New Years Resolutions: You Make 'em, You Break 'em.

We all have New Years Resolutions. Among the top 10 health related New Years Resolutions include quitting smoking, start working out, and lose weight. A few others are drink less alcohol, get more sleep, and decrease stress. If any of these sound like something you have attempted in the past and have not succeeded, consider that will-power may not be enough.

Psychotherapy can explore what began these habits in the first place. Breaking a pattern is sometimes very difficult to do alone. With a therapist, you can explore what distorted your eating, why you drink an entire bottle of wine with dinner, or what is keeping you up at night. The search could go back to childhood or adolescence, and the change may take several weeks or months.

Here are some action oriented tips from Gordian Health Solutions for keeping several common New Years Resolutions. It is important to keep your goals measurable, achievable, and rewarding, good luck and Happy New Year!

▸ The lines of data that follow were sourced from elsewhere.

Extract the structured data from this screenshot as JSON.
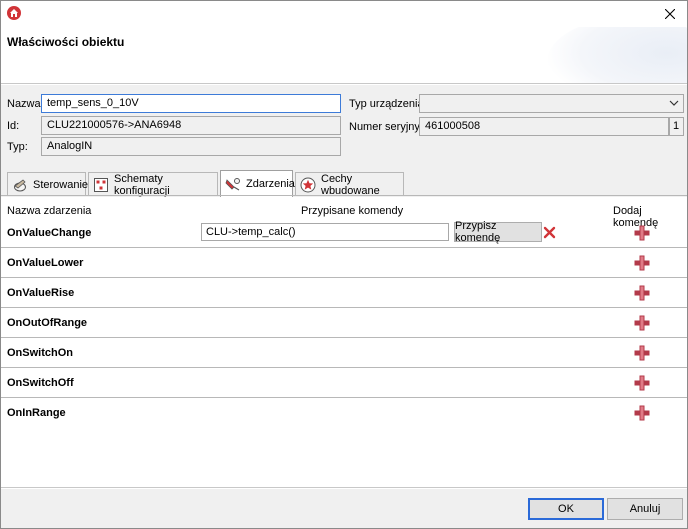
{
  "window": {
    "title_icon": "house-icon",
    "close_icon": "close-icon"
  },
  "header": {
    "title": "Właściwości obiektu"
  },
  "form": {
    "name_label": "Nazwa:",
    "name_value": "temp_sens_0_10V",
    "id_label": "Id:",
    "id_value": "CLU221000576->ANA6948",
    "type_label": "Typ:",
    "type_value": "AnalogIN",
    "device_type_label": "Typ urządzenia:",
    "device_type_value": "",
    "serial_label": "Numer seryjny:",
    "serial_value": "461000508",
    "serial_count": "1"
  },
  "tabs": [
    {
      "label": "Sterowanie",
      "icon": "control-icon"
    },
    {
      "label": "Schematy konfiguracji",
      "icon": "schema-icon"
    },
    {
      "label": "Zdarzenia",
      "icon": "events-icon",
      "selected": true
    },
    {
      "label": "Cechy wbudowane",
      "icon": "star-icon"
    }
  ],
  "events_table": {
    "col_event": "Nazwa zdarzenia",
    "col_commands": "Przypisane komendy",
    "col_add": "Dodaj komendę",
    "rows": [
      {
        "name": "OnValueChange",
        "command": "CLU->temp_calc()",
        "assign_label": "Przypisz komendę"
      },
      {
        "name": "OnValueLower"
      },
      {
        "name": "OnValueRise"
      },
      {
        "name": "OnOutOfRange"
      },
      {
        "name": "OnSwitchOn"
      },
      {
        "name": "OnSwitchOff"
      },
      {
        "name": "OnInRange"
      }
    ]
  },
  "footer": {
    "ok_label": "OK",
    "cancel_label": "Anuluj"
  },
  "colors": {
    "accent": "#2b6ad8",
    "add_icon": "#b33a4a",
    "delete_icon": "#d13438"
  }
}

"Start Working Out." Make the action steps of your resolution more specific, like "I will walk on the treadmill for 30 minutes, three to four times a week" or "I will wear a pedometer to work, park farther from the door and take the stairs instead of the elevator to get in more steps per day."

"Lose Weight." Make your goal more achievable and timely, like "I will lose 5 pounds by the end of the month." Then come up with action steps involving nutritional changes, exercise, etc.

"Eat Better." Change your thinking from "I'm going on a diet" to "I'm making lifestyle changes to improve my eating habits." Consider keeping a food journal to find specific areas you can change. Specific action steps to take might include "I will limit eating sweets to twice per week" or "I will reduce my consumption of fast food from three times per week to once per week" or "I will increase my servings of fruits and vegetables to five per day."

"Quit Smoking." Set a realistic quit date. Make sure you are not setting yourself up for failure by trying to quit during an especially stressful time. If you're a heavy smoker, talk to your doctor and consider using nicotine replacement therapy such as nicotine patches, gum or medications. Clear your home of all smoking-related paraphernalia (cigarettes, lighters, ashtrays, etc.). Set action steps to reduce your tobacco intake slowly, like "I will cut back by one cigarette per day over the next week." Also think about a plan to deal with cravings and challenging situations.

"Reduce Stress." Identify and write down your stressors. Identify positive steps you can take when feeling stressed and what sources of support you have. A realistic action step might be something like "During times of stress, I will practice deep breathing techniques, write in a journal or go for a walk to clear my head."